164AA. Mill Street, Kineton, Warwickshire With thanks to Dwight for informing me of this Survivor. Attached to a property at the junction with Mill Lane using a wall bracket based on a swan neck is a mystery top-entry lantern of the same type seen on Roushill, Shrewsbury (it may be a BTH product). The installation is likely to have survived thanks to its wall-mount nature, and potential difficulty in converting it to accommodate a side-entry lantern. I had wondered if it was within the Kineton Conservation Area too; however, it isn't.
The metalwork, including the conduit housing the supply cable (not visible here, owing to the surrounding climbing plants) is painted light grey, and looks relatively fresh.

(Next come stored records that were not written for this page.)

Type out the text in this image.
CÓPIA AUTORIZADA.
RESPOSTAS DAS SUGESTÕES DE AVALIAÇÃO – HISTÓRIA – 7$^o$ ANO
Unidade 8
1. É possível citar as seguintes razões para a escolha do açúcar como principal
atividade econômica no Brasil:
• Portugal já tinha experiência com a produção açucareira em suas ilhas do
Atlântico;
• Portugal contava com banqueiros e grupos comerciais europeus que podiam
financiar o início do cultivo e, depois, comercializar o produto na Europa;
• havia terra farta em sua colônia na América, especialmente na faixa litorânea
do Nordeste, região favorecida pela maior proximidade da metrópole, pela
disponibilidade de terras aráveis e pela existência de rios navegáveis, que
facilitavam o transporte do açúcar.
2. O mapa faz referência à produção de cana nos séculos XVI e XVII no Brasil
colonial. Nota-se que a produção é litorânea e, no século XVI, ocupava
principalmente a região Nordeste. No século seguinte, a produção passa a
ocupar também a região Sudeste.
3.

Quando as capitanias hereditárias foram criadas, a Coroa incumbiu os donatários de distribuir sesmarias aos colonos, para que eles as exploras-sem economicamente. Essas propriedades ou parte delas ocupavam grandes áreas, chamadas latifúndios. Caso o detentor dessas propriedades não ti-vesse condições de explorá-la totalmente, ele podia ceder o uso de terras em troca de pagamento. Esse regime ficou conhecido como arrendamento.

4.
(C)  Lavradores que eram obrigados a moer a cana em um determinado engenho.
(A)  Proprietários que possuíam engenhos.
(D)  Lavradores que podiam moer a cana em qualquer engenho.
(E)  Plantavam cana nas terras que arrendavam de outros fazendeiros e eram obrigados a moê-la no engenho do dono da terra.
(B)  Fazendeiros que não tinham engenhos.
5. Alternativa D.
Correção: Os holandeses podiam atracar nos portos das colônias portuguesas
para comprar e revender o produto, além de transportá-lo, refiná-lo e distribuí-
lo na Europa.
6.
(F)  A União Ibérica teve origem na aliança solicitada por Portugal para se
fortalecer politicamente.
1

The modified bracket looks to be a Revo design.
As with the Shrewsbury example, this lantern features a distinctive glass refractor bowl that has both a straight vertical section, as well as a slightly tapering section.
The bowl support ring is semi-permanently attached to the lantern canopy using a split pin arrangement.
The initial outreach of this bracket is probably to allow it to be positioned around the overhang of a typical roof; however, as this facility is not used here, the extra bending seems slightly superfluous. The detector for a miniature photocell is visible on the lantern's canopy.
Another example exists on the adjacent Banbury Street; however, the lantern here is a far more modern D.W. Windsor Iffley.
The Iffley makes for a reasonable modern replacement of the older lantern type, but still lacks something of the gracefulness of the earlier product.
The bracket terminates into a double-sided Revo fuse box, with the supply cable terminating into a further enclosure beneath.
The extra box may have housed a time switch originally.